ROR2 is frequently silenced by promoter CpG methylation in multiple carcinomas. a Schematic structure of the ROR2 CpG island. The hypermethylated fragment identified by MS-RDA (indicated with a thick bar), 5′-RACE fragment, exon 1, CpG sites (short vertical lines), MSP sites and BGS region analyzed are shown. Transcription start site is indicated by a curved arrow. b ROR2 is broadly expressed in human normal adult tissues, PBMCs, and fetal tissues, with GAPDH as a control. Sk.M skeleton muscle, BM bone marrow, L.N. lymph node. c ROR2 is frequently silenced and methylated in multiple carcinoma cell lines, but expressed and unmethylated in immortalized but non-transformed epithelial cell lines (names underlined). d Pharmacologic demethylation with Aza alone or combined with TSA (A + T) restored ROR2 expression in methylated/silenced tumor cell lines. Ca carcinoma, NPC nasopharyngeal carcinoma, ESCC esophageal carcinoma, HCC hepatocellular carcinoma, CRC colorectal cancer, M methylated, U unmethylated

Table 1.

Summary of ROR2 methylation in tumors and normal tissues

	Cell lines (% methylated)	Tumors (% methylated)
Carcinoma
Nasopharyngeal	100 (5/5)	72 (21/29)
Esophageal	56 (5 + 5 w/18)	76 (13/17)
Lung	50 (4/8)
Gastric	56 (9/16)	77 (40/52)
Hepatocellular	54 (5 + 2 w/13)	54 (20/37)
Colorectal	63 (4 + 1 w/8)	64 (7/11)
Breast	78 (7/9)	47 (9/19)
Immortalized normal epithelial cell lines
NP69, NE1, NE3	0 (0/3)
Normal epithelial cell lines
Het-1A, HMEC, HMEpC, CCD841-CoN	0 (0/4)
Surgical margin tissues of tumors
Esophageal tissues		18 (3/17)
Normal tissues
Normal nasopharyngeal tissues		11 (1 w/9)
Normal breast tissues		14 (1/7)

W weak methylation

ROR2 expression in methylated and silenced cell lines could be restored by treatment with the DNA methyltransferase inhibitor Aza, alone or combined with histone deacetylase inhibitor trichostatin A (Fig. 1d). BGS analysis further confirmed the pharmacological demethylation of ROR2, concomitantly with decreased methylated and increased unmethylated promoter alleles (Supplementary Fig. S1C). These results suggest that promoter methylation directly mediates ROR2 silencing in tumor cells.

Frequent promoter methylation and downregulation of ROR2 in primary carcinomas

We further evaluated ROR2 promoter methylation in primary carcinomas. Methylation was detected in multiple common carcinoma tissues, including 72 % (21/29) of NPC, 76 % (13/17) of esophageal, 77 % (40/52) of gastric, 54 % (20/37) of HCC, 64 % (7/11) of colon and 47 % (9/19) of breast carcinomas, but rarely in normal epithelial tissues (Fig. 2a; Table 1). RT-PCR analysis also showed that reduced ROR2 expression in tumor samples, consistent with its methylation status (Fig. 2c). Further high-resolution methylation analysis by BGS showed densely methylated alleles in tumors, while only scattered CpG sites were methylated in normal tissues (Fig. 2b). Moreover, ROR2 was significantly downregulated in multiple common carcinoma tissues, through analyzing the online microarray database (Oncomine, Compendia Bioscience, Ann Arbor, MI) (Table 2; Fig 2c) [36]. These results demonstrate that ROR2 silencing by promoter methylation is a frequent event in multiple tumorigenesis.

Fig. 2.

a Representative MSP analysis of ROR2 methylation in primary carcinomas and normal tissues.
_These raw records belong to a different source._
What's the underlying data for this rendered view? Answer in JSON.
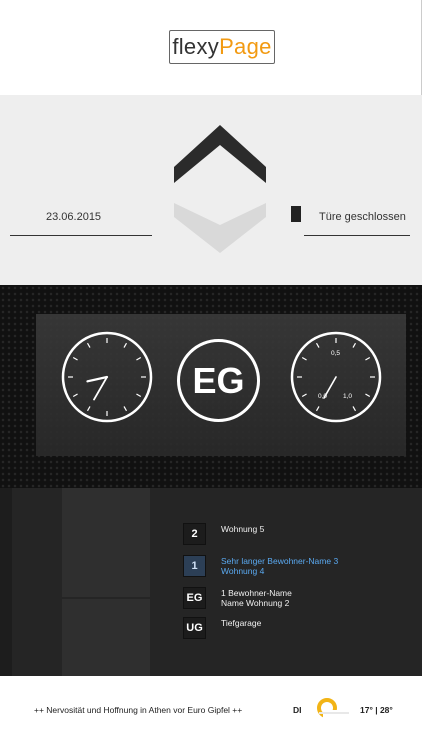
{
  "header": {
    "logo_part1": "flexy",
    "logo_part2": "Page"
  },
  "status": {
    "date": "23.06.2015",
    "door": "Türe geschlossen",
    "direction": "up",
    "colors": {
      "arrow_active": "#2b2b2b",
      "arrow_inactive": "#d9d9d9"
    }
  },
  "dashboard": {
    "current_floor": "EG",
    "clock": {
      "hour": 8,
      "minute": 35
    },
    "speed_gauge": {
      "labels": {
        "min": "0,0",
        "mid": "0,5",
        "max": "1,0"
      },
      "value": 0.6
    }
  },
  "floors": [
    {
      "number": "2",
      "line1": "Wohnung 5",
      "line2": "",
      "active": false
    },
    {
      "number": "1",
      "line1": "Sehr langer Bewohner-Name 3",
      "line2": "Wohnung 4",
      "active": true
    },
    {
      "number": "EG",
      "line1": "1 Bewohner-Name",
      "line2": "Name Wohnung 2",
      "active": false
    },
    {
      "number": "UG",
      "line1": "Tiefgarage",
      "line2": "",
      "active": false
    }
  ],
  "ticker": {
    "news": "++ Nervosität und Hoffnung in Athen vor Euro Gipfel ++",
    "day": "DI",
    "weather_icon": "partly-sunny-icon",
    "temps": "17° | 28°",
    "colors": {
      "sun": "#f2b416"
    }
  }
}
Ca carcinoma, NPC nasopharyngeal carcinoma, ESCC esophageal carcinoma, HCC hepatocellular carcinoma, CRC colorectal cancer, N paired tumor-adjacent normal tissues, T tumor, M methylated, U unmethylated. b Representative BGS analyses of ROR2 promoter methylation in normal nasopharyngeal tissue and primary tumors. c Representative analysis of ROR2 expression in primary tumors and paired tumor-normal tissues by semi-quantitative RT-PCR. T tumor, N tumor margin normal tissue

ROR2 expression exhibits anti-tumorigenic effects independent of WNT5A

Due to the relationship of Ror2 and Wnt5a in a mouse model, we thus investigated their relationship in normal tissue and tumor cell lines. WNT5A was readily expressed in normal adult tissues with varying expression levels as measured by semi-quantitative RT-PCR and quantitative RT-PCR (qRT-PCR), except for normal peripheral blood mononuclear cells (PBMC) (Supplementary Fig. S2A and C), while frequently downregulated in multiple carcinoma cell lines (Supplementary Fig. S2B and C). No direct correlation was found between the expression of ROR2 and WNT5A in human cancer cell lines, indicating that ROR2 may exert its tumor suppressive function independent of WNT5A. Thus, we selected representative tumor cell lines with methylated/silenced ROR2 and/or WNT5A (WNT5A+/ROR2-: HONE1, MB231 and KYSE410; WNT5A-/ROR2-: KYSE150), together with the ZR-75-1 and KYSE140 cell lines naturally expressing ROR2 and WNT5A, as tumor models for further functional and mechanical studies.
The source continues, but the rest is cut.